Ambulante Wissenschaft – Ambulanz des Denkens
Ambulante Wissenschaft – oder auch die Ambulanz des Denkens – hat ihre Basis in theoriebewehrter Praxis in einem temporären Denkkollektiv.
Wir leben verstreut zwischen Paris und Berlin, Hamburg und Basel und müssen lange Wegstrecken überwinden um uns zu treffen. Die multidisziplinäre, nicht an eine Institution gebundene Zusammensetzung der Gruppe erfordert ein ständiges „Kreuzen und Durchwandern“ unterschiedlicher Disziplinen, um als Sozialwissenschaftler, Mediziner, Psychologen, Geisteswissenschaftler und Künstler miteinander arbeiten zu können. Ambulante Wissenschaft entwickelt ihre Perspektive und ihre Fokussierungen, aus den spezifischen Arbeitsbedingungen, die sie lokal vorfindet und sucht damit Anschluss an die Flecksche Haltung über die Anerkennung außergewöhnlicher Rahmenbedingungen neue Erkenntnisebenen zu eröffnen.
Ambulante Wissenschaft bemüht sich um überindividuelles, kollektives, nicht-disziplinäres Denken im Sinne Flecks. Unser Denkstil ist die Ambulanz mit ihren unterschiedlichen Methoden und Techniken, der Polyphonie, der Kombinatorik, der Psychogeographie, einem Versuch, Ereignissen, Forschungsgegenständen in bestimmten Weisen und Haltungen nachzufolgen.

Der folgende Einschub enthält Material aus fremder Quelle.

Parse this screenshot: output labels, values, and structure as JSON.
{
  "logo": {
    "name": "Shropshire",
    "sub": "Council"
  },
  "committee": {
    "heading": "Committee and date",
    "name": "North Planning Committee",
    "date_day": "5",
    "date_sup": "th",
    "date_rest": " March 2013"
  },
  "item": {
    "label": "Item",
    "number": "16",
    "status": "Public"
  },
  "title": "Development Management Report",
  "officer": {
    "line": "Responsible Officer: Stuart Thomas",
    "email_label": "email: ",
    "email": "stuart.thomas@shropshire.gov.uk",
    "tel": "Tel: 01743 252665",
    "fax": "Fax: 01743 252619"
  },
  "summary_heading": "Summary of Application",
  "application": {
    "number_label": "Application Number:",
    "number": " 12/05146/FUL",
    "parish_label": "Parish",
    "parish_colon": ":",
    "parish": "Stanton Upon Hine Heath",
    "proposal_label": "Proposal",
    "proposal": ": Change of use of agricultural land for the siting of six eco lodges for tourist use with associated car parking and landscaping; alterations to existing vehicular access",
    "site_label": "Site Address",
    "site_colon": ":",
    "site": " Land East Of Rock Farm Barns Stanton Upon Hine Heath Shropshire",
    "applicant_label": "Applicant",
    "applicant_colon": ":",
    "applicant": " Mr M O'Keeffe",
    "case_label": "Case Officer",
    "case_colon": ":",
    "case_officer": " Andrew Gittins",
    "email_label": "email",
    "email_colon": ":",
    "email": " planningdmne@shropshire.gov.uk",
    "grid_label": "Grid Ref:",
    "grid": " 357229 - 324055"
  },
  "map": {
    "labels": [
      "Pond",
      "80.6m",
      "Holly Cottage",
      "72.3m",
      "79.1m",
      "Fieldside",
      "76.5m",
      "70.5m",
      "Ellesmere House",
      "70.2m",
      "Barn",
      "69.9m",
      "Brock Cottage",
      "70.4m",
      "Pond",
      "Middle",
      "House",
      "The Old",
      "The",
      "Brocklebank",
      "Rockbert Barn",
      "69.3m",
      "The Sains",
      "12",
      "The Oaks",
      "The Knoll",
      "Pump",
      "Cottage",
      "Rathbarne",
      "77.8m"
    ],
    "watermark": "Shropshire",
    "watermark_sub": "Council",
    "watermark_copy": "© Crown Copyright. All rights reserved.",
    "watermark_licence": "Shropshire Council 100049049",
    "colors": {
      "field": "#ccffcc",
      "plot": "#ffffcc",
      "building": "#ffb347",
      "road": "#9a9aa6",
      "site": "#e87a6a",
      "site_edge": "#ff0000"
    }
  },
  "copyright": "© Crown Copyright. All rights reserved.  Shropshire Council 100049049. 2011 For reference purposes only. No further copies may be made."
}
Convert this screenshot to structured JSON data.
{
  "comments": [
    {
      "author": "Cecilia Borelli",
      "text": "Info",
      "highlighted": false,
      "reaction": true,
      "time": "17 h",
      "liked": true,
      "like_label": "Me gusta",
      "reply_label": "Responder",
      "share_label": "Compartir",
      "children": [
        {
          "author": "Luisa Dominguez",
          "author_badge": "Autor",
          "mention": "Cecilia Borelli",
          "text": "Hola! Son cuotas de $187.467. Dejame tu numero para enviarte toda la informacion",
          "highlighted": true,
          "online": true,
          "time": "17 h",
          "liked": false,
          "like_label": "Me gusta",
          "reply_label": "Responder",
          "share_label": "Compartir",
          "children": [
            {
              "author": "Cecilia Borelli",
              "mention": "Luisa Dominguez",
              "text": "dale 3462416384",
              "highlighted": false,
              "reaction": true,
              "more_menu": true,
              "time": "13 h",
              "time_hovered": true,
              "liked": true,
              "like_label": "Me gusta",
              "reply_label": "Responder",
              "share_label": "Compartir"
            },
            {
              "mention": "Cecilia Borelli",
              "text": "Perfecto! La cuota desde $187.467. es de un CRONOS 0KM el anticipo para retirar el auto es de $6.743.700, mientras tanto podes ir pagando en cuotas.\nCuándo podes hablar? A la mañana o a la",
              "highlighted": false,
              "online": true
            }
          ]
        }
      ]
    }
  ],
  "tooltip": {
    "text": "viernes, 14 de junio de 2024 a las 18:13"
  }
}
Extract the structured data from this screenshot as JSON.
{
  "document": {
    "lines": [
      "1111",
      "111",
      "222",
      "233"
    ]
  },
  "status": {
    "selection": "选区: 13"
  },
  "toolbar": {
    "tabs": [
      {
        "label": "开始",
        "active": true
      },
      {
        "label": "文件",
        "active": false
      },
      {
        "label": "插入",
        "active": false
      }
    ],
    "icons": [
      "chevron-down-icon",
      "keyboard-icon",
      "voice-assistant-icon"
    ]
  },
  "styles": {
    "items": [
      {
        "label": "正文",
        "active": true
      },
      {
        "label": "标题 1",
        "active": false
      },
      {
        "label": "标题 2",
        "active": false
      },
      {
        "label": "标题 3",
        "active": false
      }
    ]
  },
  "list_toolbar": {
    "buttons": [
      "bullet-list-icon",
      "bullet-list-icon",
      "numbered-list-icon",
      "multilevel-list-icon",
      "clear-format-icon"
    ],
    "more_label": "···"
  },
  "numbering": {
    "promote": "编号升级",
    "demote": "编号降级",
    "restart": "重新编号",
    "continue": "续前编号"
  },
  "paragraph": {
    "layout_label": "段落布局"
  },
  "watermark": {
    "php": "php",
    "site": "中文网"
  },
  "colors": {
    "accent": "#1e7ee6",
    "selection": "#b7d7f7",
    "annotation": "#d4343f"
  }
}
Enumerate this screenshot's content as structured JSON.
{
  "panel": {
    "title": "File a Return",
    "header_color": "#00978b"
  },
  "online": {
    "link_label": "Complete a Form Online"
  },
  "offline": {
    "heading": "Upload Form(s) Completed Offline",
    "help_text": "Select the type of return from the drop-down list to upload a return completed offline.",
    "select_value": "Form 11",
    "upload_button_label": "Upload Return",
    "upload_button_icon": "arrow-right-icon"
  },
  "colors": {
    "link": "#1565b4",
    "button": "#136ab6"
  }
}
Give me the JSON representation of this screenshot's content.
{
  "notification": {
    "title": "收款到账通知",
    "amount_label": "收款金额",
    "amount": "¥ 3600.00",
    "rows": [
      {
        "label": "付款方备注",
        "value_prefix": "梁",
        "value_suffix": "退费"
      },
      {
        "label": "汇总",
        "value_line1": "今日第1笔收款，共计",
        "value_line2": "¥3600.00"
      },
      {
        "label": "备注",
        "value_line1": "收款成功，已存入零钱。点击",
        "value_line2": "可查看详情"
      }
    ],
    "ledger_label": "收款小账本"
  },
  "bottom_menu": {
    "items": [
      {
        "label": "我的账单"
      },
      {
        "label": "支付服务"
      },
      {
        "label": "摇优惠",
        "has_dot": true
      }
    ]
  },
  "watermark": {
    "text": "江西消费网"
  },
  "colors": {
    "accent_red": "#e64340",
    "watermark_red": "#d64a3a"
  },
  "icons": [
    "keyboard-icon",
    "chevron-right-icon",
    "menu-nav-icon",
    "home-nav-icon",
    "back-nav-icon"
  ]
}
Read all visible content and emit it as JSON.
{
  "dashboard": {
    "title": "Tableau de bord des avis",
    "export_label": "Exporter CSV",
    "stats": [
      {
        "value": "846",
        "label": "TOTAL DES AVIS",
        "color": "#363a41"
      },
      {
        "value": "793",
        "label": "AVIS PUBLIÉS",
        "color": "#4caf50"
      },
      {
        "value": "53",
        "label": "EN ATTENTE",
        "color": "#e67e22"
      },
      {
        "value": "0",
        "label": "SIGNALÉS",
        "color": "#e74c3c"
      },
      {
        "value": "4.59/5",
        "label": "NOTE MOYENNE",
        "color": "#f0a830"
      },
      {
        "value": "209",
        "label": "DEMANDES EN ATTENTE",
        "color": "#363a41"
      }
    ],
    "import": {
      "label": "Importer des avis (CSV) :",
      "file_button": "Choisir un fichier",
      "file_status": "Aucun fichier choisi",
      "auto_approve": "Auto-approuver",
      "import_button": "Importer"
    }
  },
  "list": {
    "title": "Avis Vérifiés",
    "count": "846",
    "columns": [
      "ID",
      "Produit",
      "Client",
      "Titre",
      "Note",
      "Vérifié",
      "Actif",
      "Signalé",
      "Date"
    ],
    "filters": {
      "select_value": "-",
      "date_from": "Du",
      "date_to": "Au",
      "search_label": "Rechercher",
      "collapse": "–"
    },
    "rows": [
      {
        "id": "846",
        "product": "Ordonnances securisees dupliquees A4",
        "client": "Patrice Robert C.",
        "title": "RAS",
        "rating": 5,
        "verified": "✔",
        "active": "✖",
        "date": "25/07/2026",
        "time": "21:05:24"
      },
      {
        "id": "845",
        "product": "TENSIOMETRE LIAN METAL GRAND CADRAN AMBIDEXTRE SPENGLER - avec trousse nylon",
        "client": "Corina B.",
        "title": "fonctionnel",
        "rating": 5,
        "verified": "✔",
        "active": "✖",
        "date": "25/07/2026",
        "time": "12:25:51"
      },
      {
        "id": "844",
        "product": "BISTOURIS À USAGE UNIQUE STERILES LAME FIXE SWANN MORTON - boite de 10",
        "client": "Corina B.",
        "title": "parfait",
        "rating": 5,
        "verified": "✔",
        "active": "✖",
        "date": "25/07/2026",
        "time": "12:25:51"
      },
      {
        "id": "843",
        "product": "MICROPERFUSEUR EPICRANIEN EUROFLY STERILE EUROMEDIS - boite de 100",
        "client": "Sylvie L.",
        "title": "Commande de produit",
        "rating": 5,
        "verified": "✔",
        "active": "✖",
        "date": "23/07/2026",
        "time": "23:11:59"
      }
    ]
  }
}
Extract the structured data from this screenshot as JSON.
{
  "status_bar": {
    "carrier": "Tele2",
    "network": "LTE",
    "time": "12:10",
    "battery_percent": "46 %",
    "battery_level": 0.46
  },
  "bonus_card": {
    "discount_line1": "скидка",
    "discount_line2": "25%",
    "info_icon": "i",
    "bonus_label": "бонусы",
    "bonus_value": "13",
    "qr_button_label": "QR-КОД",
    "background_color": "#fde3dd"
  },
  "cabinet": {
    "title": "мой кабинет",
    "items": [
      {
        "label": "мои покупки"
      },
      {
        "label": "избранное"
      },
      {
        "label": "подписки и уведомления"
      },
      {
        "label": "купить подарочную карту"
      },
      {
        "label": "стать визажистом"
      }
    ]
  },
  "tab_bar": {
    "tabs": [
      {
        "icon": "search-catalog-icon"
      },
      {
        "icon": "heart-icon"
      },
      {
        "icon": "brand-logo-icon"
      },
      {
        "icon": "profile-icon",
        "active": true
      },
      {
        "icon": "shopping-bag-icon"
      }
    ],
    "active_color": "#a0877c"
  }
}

Unser Begriff der Ambulanz oder der ambulanten Wissenschaft korrespondiert mit der Ambulanten Wissenschaft Deuleuze-Guattaris und mit Flecks Aufbruch, seinem Ausgangspunkt und der Formierung seiner Epistemologie durch klinisch-medizinisches Denken. Das lateinische Verb ambulare „wandern“, „umherziehen“ fand seinen Eingang in die Medizin im Begriff der Ambulanz. Gemeint ist damit ursprünglich das Feldlazarett in Kriegszeiten und damit eine Praxis, die ihren Subjekten unmittelbar an den Ort des Geschehens folgt. Wir betrachten Flecks erste Publikation ‚Über einige Besonderheiten des ärztlichen Denkens’ als programmatisch für seine späteren Werke, insofern als Flecks klinische Erziehung, sein Wissen über die Bedeutung von Intuition, permanenten Perspektivwechseln, subjektiver Erfahrung und dem Verzicht auf Konsequenz bei Diagnose und Therapie eine deutliche Spur in seiner Epistemologie hinterlassen hat. Intuition und Erfahrenheit werden nicht gegen Rationalität und das Verfolgen von Forschungshypothesen ins Feld geführt, sondern miteinander ins Spiel gebracht.